Earlier, in Brussels, Kerry appealed for calm amid the anxiety that British voters’ decision has caused in Europe, and in global markets around the world.
He also cautioned EU members against punishing Britain for its decision.
“It’s absolutely essential that we stay focused on how, in this transitional period, nobody loses their head, nobody goes off half-cocked, people don't start ginning up scatterbrained or revengeful premises,” Kerry said.
A man takes a copy of the London Evening Standard with the front page reporting the resignation of British Prime Minister David Cameron and the vote to leave the EU in a referendum on June 24, 2016.
On the continent, calls by EU founding members for Britain to get out quickly were tempered by German Chancellor Angela Merkel, who has called for a civil, organized exit. After meeting with leaders of Italy and France, Merkel said there will be no informal talks on extricating Britain from the EU until the British government formally initiates the process.
France and other EU founding members want Britain out quickly in order to end the uncertainty that is driving market volatility and hurting economies around the world.
To trigger the exit process and begin negotiations for a departure, the British government must invoke Article 50 of the EU treaty. Who will do that and when remained a question Monday as Britain struggled through its most severe political crisis in memory.
Following Cameron’s planned resignation, it remains unclear who will take over and begin the exit process. Cameron’s Conservative party on Monday said it now plans to choose a new leader to replace the prime minister by September 2. Earlier, Cameron said his replacement would be chosen in October. The decision came as calls grew for the governing party to move more quickly to begin the transition and shorten the period of uncertainty.
In the Labour Party, calls grew Monday for the resignation of party leader Jeremy Corbyn after 12 members of his shadow Cabinet resigned.

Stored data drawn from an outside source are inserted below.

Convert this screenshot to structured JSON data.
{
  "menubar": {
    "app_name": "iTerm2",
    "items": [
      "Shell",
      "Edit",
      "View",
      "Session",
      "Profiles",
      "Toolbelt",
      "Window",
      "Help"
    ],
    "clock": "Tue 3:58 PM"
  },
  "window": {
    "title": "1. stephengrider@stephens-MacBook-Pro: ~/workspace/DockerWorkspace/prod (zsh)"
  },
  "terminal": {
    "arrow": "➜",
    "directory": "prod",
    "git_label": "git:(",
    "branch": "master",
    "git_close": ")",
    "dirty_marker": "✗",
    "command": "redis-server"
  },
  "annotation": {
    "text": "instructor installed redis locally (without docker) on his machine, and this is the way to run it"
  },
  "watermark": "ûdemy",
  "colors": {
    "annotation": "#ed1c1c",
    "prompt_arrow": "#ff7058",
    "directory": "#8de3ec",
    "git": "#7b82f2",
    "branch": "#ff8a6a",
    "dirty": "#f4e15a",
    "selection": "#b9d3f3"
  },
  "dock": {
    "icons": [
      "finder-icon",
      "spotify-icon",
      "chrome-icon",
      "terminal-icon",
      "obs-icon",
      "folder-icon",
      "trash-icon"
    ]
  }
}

"There continues to be a sort of civil war inside the government party, the Conservatives, while at the same time Labour Party is in even worse condition and presents no realistic possibility of being an alternative government. So that means the whole political system is really relying on the continuity provided by history," said Tony Travers, a politics professor at the London School of Economics.
“This is a very unusual time for the U.K. and nobody should pretend otherwise,” he told VOA.

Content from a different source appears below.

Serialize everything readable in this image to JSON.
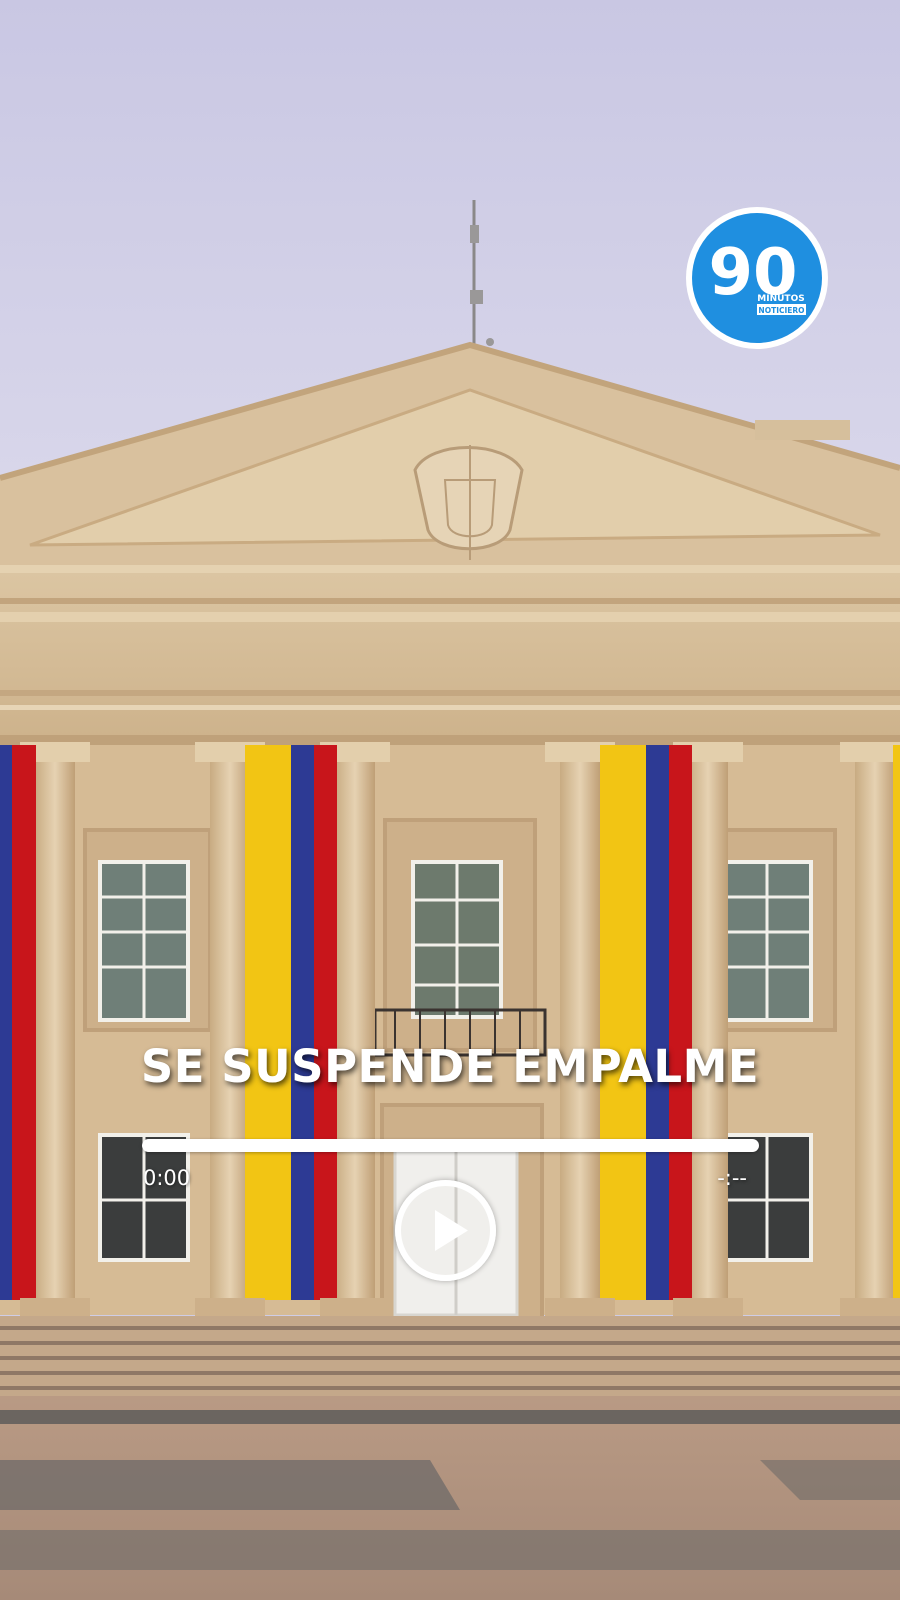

Britain's opposition Labour Party leader Jeremy Corbyn (C) leaves his home in London, June 26, 2016.
Anti-immigrant actions reported
Tensions were worsened by reports of hateful behavior against immigrants. London Metropolitan Police said they were investigating "allegedly racially motivated" attacks on immigrants, including the scribbling of graffiti on the main Polish cultural center in West London’s Hammersmith area.
Some residents reported finding cards in their mailboxes that read "No More Polish Vermin."
Police drew no conclusions of a link between the incidents and the Brexit vote at this stage.
In his remarks to parliament Monday, Cameron said EU citizens living and working in Britain will have to wait until the negotiation process with the EU begins, but noted that “Leave” proponents during the campaign promised that their rights would be respected.